A group of Medaille College faculty members said mismanagement, not the novel coronavirus pandemic, caused the college's fiscal crisis, and the group criticized President Kenneth Macur for using the pandemic to give himself emergency powers that will allow him to cut staff at will.
In a statement to The News, the faculty members said Macur’s invoking of an “act of God” clause in the college’s faculty handbook was an “unconscionable exploitation” of the pandemic.
“The reality is that this is an effort to sidestep years of budgetary mismanagement, the result of which is a multi-million dollar deficit,” the statement reads. “Any attempt to blame this long-standing budget deficit on COVID-19 is simply not accurate.”
The college’s Faculty Assembly voted 54-10 in favor of the statement, which was sent to The News after it published a story explaining that Macur had taken an unprecedented step by invoking the “act of God” clause.
The executive committee of the college board of trustees approved allowing Macur to suspend for up to six months all policies and procedures related to the hiring and firing of faculty, governance of the college and oversight of academic programs.
The faculty statement was not signed. Faculty members contacted by The News said they feared reprisals, including being fired, if they publicly criticized Macur with their names attached to the comments.
The faculty statement said that suspending the handbook “poses serious threats to student success and the welfare of dedicated educators, as well as risking the accreditation of certain programs at the college.”
The college of about 2,200 students has 79 full-time instructional staff, according to 2018 federal data, the latest available.

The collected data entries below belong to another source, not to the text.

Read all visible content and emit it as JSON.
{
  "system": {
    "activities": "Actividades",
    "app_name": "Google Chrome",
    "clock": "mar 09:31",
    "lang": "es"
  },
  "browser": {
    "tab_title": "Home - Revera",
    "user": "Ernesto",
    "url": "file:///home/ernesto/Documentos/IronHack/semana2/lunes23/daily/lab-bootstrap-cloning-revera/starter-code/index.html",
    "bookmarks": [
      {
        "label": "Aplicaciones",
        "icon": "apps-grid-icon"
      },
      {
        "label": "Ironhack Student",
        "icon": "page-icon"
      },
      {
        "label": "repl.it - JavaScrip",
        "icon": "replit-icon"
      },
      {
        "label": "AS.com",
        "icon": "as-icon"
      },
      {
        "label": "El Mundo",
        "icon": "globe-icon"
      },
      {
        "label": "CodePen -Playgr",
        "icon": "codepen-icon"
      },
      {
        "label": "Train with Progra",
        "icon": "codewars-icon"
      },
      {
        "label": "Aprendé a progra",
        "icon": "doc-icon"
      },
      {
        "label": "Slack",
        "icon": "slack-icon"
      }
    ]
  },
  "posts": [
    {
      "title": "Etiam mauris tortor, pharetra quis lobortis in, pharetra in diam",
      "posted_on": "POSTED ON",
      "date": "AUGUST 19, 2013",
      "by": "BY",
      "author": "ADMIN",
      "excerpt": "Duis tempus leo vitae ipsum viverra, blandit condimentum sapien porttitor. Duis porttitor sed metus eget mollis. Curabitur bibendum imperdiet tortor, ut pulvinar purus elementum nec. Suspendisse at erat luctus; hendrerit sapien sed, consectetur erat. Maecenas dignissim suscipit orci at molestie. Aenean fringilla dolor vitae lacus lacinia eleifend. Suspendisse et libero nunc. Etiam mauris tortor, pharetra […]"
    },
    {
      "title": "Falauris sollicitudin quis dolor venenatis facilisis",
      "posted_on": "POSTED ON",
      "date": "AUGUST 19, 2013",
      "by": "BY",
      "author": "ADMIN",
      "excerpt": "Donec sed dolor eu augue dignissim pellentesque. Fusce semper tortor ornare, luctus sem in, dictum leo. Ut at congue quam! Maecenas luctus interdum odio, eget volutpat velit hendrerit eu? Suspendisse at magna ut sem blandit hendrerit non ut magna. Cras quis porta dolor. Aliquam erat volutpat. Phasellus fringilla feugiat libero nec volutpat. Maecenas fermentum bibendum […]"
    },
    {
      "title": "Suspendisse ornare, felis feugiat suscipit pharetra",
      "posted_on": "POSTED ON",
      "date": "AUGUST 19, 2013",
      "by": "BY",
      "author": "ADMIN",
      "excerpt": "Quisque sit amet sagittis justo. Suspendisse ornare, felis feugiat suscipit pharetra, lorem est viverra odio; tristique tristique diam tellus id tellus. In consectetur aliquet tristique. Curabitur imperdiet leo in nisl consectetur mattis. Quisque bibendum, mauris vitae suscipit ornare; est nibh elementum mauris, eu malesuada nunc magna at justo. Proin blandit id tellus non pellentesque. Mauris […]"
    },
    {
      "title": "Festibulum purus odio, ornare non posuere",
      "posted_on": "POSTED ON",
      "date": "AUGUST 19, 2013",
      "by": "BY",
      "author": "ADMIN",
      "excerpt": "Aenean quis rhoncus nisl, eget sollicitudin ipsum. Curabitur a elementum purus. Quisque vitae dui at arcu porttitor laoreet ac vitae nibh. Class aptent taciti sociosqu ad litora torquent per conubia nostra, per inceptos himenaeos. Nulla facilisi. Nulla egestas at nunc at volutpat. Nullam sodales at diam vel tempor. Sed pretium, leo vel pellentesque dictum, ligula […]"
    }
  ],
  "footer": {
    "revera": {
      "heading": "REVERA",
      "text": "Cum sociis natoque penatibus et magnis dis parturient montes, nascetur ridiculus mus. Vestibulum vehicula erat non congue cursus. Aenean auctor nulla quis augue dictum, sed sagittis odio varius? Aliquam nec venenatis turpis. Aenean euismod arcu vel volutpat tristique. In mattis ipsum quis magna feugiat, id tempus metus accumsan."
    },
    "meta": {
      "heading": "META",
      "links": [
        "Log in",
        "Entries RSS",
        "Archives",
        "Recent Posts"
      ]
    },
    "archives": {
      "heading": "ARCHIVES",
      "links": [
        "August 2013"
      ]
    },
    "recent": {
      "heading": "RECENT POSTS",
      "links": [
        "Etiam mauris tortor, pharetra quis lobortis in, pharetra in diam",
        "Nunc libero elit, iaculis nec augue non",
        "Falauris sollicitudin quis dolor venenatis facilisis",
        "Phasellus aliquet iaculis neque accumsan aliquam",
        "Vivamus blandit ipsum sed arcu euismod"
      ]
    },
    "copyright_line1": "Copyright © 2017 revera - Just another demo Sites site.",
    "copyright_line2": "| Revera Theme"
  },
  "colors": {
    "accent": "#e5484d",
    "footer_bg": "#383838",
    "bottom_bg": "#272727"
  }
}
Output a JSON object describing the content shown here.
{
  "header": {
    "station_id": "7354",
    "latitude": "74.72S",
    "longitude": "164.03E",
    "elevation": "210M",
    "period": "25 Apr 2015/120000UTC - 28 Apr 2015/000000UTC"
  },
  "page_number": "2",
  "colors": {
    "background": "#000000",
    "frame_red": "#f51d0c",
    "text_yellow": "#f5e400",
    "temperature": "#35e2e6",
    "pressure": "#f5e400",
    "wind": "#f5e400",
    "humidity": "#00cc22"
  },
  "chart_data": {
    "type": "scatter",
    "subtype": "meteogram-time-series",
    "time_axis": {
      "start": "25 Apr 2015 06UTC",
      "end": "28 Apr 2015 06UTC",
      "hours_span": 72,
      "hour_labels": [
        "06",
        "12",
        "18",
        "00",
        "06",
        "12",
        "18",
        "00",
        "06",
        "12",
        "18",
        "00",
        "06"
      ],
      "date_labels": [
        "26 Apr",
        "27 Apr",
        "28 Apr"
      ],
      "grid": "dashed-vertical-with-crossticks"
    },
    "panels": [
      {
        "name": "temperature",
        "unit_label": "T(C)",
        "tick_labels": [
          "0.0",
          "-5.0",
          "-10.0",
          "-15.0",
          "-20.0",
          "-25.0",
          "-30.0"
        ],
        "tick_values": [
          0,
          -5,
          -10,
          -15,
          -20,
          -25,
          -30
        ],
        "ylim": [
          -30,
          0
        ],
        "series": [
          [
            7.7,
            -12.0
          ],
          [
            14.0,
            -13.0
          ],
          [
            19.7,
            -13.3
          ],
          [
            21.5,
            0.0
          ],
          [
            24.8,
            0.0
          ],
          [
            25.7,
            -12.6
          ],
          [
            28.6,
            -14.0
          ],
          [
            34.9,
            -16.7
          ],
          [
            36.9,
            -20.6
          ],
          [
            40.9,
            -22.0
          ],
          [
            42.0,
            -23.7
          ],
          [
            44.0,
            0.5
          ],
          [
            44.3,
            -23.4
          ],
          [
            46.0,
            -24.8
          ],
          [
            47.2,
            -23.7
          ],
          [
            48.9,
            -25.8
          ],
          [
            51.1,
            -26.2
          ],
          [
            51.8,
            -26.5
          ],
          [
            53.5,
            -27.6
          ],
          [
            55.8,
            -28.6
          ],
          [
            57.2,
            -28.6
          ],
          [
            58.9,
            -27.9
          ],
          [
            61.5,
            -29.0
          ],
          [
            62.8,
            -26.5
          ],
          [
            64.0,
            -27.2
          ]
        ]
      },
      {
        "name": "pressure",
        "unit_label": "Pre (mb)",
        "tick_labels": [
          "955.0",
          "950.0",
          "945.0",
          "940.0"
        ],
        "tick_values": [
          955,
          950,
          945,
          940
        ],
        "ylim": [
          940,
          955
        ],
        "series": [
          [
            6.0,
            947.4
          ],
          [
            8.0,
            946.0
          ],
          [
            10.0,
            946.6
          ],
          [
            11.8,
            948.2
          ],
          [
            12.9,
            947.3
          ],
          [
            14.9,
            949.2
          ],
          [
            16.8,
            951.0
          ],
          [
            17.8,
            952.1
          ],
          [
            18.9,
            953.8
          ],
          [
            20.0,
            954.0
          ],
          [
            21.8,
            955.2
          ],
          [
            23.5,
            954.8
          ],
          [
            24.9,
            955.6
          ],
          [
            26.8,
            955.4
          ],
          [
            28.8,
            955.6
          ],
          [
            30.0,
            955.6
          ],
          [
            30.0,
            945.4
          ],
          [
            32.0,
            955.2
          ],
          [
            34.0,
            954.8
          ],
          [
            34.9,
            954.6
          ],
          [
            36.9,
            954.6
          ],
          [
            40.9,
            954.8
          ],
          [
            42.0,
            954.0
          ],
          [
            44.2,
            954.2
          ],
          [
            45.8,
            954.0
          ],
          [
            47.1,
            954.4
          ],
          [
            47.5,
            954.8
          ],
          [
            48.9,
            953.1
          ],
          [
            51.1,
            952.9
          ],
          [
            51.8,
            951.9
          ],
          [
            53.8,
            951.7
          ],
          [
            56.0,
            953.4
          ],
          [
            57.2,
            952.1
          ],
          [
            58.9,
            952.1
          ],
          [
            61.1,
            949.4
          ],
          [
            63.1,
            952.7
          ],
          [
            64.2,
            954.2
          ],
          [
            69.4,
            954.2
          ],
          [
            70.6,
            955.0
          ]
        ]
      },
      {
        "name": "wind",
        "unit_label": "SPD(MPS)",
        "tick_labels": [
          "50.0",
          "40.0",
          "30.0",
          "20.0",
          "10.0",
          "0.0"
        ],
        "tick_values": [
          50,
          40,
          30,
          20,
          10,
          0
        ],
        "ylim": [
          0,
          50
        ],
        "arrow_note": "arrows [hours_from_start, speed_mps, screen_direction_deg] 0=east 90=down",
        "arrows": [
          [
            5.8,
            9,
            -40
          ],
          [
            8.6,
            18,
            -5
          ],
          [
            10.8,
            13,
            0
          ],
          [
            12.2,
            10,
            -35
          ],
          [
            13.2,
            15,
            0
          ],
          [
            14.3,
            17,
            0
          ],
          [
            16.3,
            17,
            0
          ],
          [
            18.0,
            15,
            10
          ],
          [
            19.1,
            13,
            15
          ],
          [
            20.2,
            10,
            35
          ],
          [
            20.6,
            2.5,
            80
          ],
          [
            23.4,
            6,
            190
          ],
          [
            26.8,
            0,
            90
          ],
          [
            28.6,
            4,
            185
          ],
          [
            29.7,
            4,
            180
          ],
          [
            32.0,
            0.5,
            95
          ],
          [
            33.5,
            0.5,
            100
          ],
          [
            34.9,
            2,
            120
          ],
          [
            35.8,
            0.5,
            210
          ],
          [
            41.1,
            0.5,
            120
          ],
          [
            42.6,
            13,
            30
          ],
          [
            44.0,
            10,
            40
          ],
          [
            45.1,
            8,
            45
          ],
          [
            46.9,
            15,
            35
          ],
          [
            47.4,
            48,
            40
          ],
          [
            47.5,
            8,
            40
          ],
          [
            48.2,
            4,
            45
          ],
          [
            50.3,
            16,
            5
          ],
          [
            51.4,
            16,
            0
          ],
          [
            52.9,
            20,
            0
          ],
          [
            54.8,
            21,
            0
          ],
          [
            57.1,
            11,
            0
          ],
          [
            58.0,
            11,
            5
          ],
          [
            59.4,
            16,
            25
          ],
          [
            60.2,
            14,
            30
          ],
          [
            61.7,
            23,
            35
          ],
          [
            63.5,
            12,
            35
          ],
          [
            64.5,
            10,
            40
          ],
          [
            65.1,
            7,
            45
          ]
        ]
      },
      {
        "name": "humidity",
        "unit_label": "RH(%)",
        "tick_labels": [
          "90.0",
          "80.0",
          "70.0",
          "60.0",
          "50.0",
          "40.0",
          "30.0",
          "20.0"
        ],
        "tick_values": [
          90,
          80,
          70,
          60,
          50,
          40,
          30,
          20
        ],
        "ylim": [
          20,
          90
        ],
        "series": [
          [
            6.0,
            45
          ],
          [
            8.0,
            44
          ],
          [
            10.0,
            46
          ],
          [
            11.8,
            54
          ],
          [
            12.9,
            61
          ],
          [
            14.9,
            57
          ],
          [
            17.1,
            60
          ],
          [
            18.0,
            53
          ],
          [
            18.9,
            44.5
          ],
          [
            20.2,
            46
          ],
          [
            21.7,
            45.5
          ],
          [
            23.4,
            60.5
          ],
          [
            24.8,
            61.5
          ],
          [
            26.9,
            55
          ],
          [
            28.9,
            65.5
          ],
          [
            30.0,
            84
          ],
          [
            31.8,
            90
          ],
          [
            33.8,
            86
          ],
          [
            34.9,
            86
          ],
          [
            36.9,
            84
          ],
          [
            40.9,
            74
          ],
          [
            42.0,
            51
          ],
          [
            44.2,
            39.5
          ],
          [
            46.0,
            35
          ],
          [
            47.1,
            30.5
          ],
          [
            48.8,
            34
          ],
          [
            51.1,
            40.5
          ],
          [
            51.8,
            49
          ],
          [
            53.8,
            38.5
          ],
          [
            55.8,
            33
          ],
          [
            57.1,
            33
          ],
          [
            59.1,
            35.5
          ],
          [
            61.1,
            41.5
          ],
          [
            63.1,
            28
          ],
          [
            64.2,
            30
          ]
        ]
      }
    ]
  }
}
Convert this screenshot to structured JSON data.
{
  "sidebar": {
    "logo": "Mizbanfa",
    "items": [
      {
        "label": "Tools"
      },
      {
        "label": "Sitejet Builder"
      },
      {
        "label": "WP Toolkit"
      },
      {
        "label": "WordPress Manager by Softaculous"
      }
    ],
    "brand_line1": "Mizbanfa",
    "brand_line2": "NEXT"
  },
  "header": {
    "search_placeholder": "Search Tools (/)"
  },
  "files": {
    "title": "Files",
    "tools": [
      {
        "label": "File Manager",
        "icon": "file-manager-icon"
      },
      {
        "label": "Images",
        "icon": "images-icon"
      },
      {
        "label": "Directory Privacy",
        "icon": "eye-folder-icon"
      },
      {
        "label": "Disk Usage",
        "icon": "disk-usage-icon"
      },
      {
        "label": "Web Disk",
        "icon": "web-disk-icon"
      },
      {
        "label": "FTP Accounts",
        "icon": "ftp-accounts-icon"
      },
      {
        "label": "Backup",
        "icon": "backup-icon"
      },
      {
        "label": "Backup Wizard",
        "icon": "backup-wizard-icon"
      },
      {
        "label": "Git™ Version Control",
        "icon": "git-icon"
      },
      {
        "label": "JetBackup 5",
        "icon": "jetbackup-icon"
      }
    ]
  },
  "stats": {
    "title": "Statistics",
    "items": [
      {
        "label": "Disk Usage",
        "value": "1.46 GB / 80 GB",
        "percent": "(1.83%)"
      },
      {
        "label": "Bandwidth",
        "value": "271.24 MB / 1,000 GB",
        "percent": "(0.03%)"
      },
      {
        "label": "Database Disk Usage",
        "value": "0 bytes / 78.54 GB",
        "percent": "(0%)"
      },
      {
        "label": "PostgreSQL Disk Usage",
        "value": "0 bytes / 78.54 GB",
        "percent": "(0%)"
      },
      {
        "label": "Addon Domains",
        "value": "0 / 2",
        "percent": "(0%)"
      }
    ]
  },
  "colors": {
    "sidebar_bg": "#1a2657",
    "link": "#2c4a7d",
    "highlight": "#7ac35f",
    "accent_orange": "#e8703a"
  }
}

The statement also said that Macur reneged on an agreement with faculty to negotiate by May 15 “creative changes” to the faculty handbook that would include cuts to programs and faculty.
Faculty have “lost trust in his commitment to the mission of the college,” the statement reads.
The faculty voted – 63-1 – to express no confidence in Macur’s leadership. About three-quarters of full-time faculty members at the college voted.
Michael Walsh, chairman of the Medaille board, released a statement through John Crawford, vice president for college relations, calling the no-confidence vote an “unfortunate circumstance.”
But Walsh said the vote does not detract from the outstanding education the college provides to students.
“The Medaille board of trustees has full faith in Dr. Macur, the administration, the faculty, the staff, and, most importantly, the students at Medaille,” said Walsh. “The board is working with all parties so that the mission of the College can continue as it has for over 50 years and our college and larger community remain places where all can thrive.”
Macur said Thursday he continues to work closely with the Faculty Council, a group of seven faculty members elected by their colleagues to represent them in discussions with college administrators.
“I think we work well together, even when we disagree. There’s going to be some hard work to do, but I have full faith and confidence that the eight of us, seven Faculty Council members and myself, will be able to forge ahead,” he said.
Macur said most small colleges in the country were struggling with enrollment and financial issues and “this pandemic has just exacerbated the issues.”